3rd step, the 1st step is repeated and the step of 2 step, until the penalty values of the output vector of full convolutional neural networks output layer are small Stop iteration when equal to 10, obtain and preserve the full convolutional neural networks trained.

5. the localization method according to claim 1 for natural scene image Chinese version, it is characterised in that：Step (3b) Described in the penalty values of output vector of full convolutional neural networks output layer obtained by following formula：

Wherein, X represents the penalty values of abscissa value in full convolutional neural networks output layer output vector, x^pRepresent in output vector Abscissa value, x^rThe real abscissa value in input sample Chinese one's respective area is represented, Y represents that full convolutional neural networks output layer is defeated The penalty values of ordinate value, y in outgoing vector^pRepresent the ordinate value in output vector, y^rRepresent that input sample Chinese one's respective area is true Real ordinate value, W represent the penalty values of width value in full convolutional neural networks output layer output vector, w^pRepresent output vector In width value, w^rThe real width value in input sample Chinese one's respective area is represented, H represents full convolutional neural networks output layer output The penalty values of height value, h in vector^pRepresent the height value in output vector, h^rRepresent that input sample Chinese one's respective area is really high Angle value, S represent the penalty values of sine value in full convolutional neural networks output layer output vector, s^pRepresent the sine in output vector Value, s^rThe real sine value in input sample Chinese one's respective area is represented, T represents remaining in full convolutional neural networks output layer output vector The penalty values of string value, t^pRepresent the cosine value in output vector, t^rRepresent the real cosine value in input sample Chinese one's respective area, C tables Show the penalty values of full convolutional neural networks output layer output vector Chinese version detection probability value, c^pRepresent the text in output vector Detection probability value, c^rThe real text detection idealized probability value in input sample Chinese one's respective area is represented, l represents the damage of output vector Mistake value.
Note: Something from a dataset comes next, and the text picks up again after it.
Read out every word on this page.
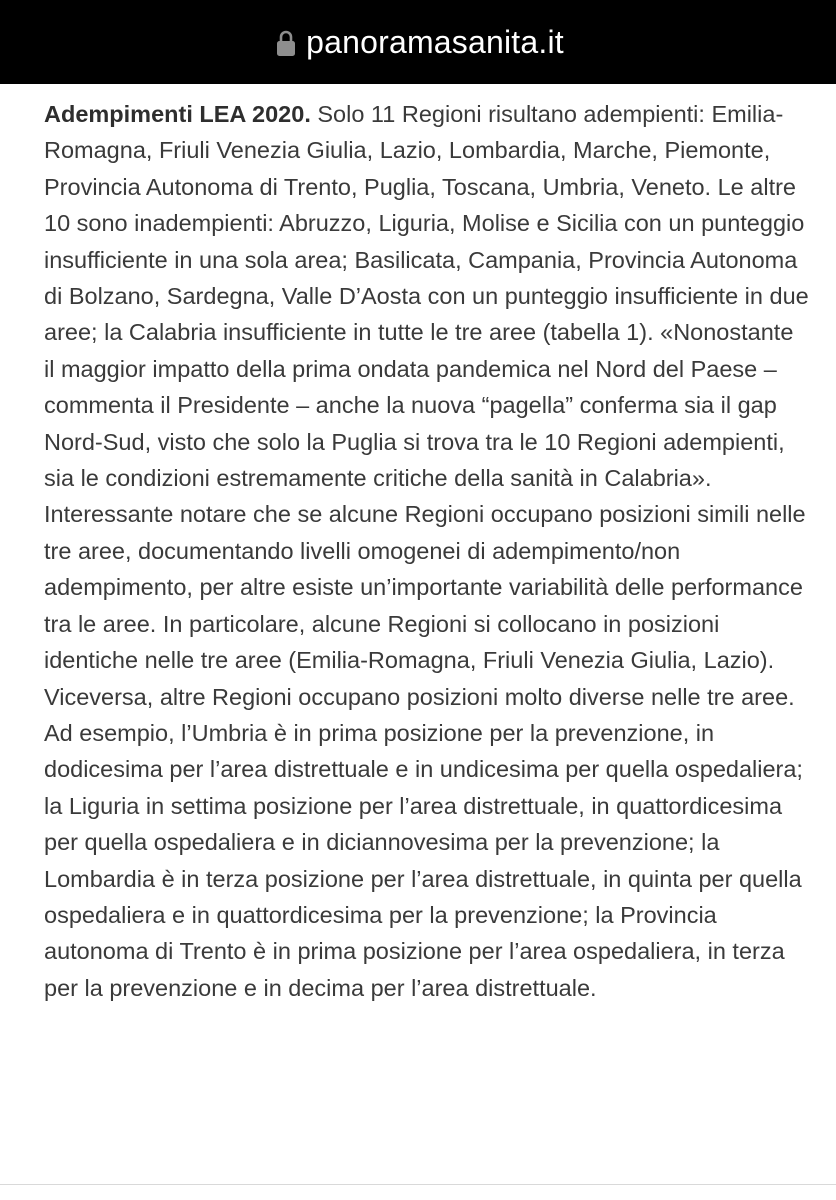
panoramasanita.it

Adempimenti LEA 2020. Solo 11 Regioni risultano adempienti: Emilia-Romagna, Friuli Venezia Giulia, Lazio, Lombardia, Marche, Piemonte, Provincia Autonoma di Trento, Puglia, Toscana, Umbria, Veneto. Le altre 10 sono inadempienti: Abruzzo, Liguria, Molise e Sicilia con un punteggio insufficiente in una sola area; Basilicata, Campania, Provincia Autonoma di Bolzano, Sardegna, Valle D’Aosta con un punteggio insufficiente in due aree; la Calabria insufficiente in tutte le tre aree (tabella 1). «Nonostante il maggior impatto della prima ondata pandemica nel Nord del Paese – commenta il Presidente – anche la nuova “pagella” conferma sia il gap Nord-Sud, visto che solo la Puglia si trova tra le 10 Regioni adempienti, sia le condizioni estremamente critiche della sanità in Calabria». Interessante notare che se alcune Regioni occupano posizioni simili nelle tre aree, documentando livelli omogenei di adempimento/non adempimento, per altre esiste un’importante variabilità delle performance tra le aree. In particolare, alcune Regioni si collocano in posizioni identiche nelle tre aree (Emilia-Romagna, Friuli Venezia Giulia, Lazio). Viceversa, altre Regioni occupano posizioni molto diverse nelle tre aree. Ad esempio, l’Umbria è in prima posizione per la prevenzione, in dodicesima per l’area distrettuale e in undicesima per quella ospedaliera; la Liguria in settima posizione per l’area distrettuale, in quattordicesima per quella ospedaliera e in diciannovesima per la prevenzione; la Lombardia è in terza posizione per l’area distrettuale, in quinta per quella ospedaliera e in quattordicesima per la prevenzione; la Provincia autonoma di Trento è in prima posizione per l’area ospedaliera, in terza per la prevenzione e in decima per l’area distrettuale.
6. the localization method according to claim 1 for natural scene image Chinese version, it is characterised in that：Step (4b) Text detection probable value in the output vector of described full convolutional neural networks output layer is obtained by following formula：

Wherein, c represents the text detection probable value in the output vector of full convolutional neural networks output layer, and β represents full convolution god The 7th output valve in output vector through network output layer from left to right.

7. the localization method according to claim 1 for natural scene image Chinese version, it is characterised in that：Step (4b) Coordinate parameters in the output vector of described full convolutional neural networks output layer include its abscissa value, ordinate value, width Value, height value, sine value, cosine value.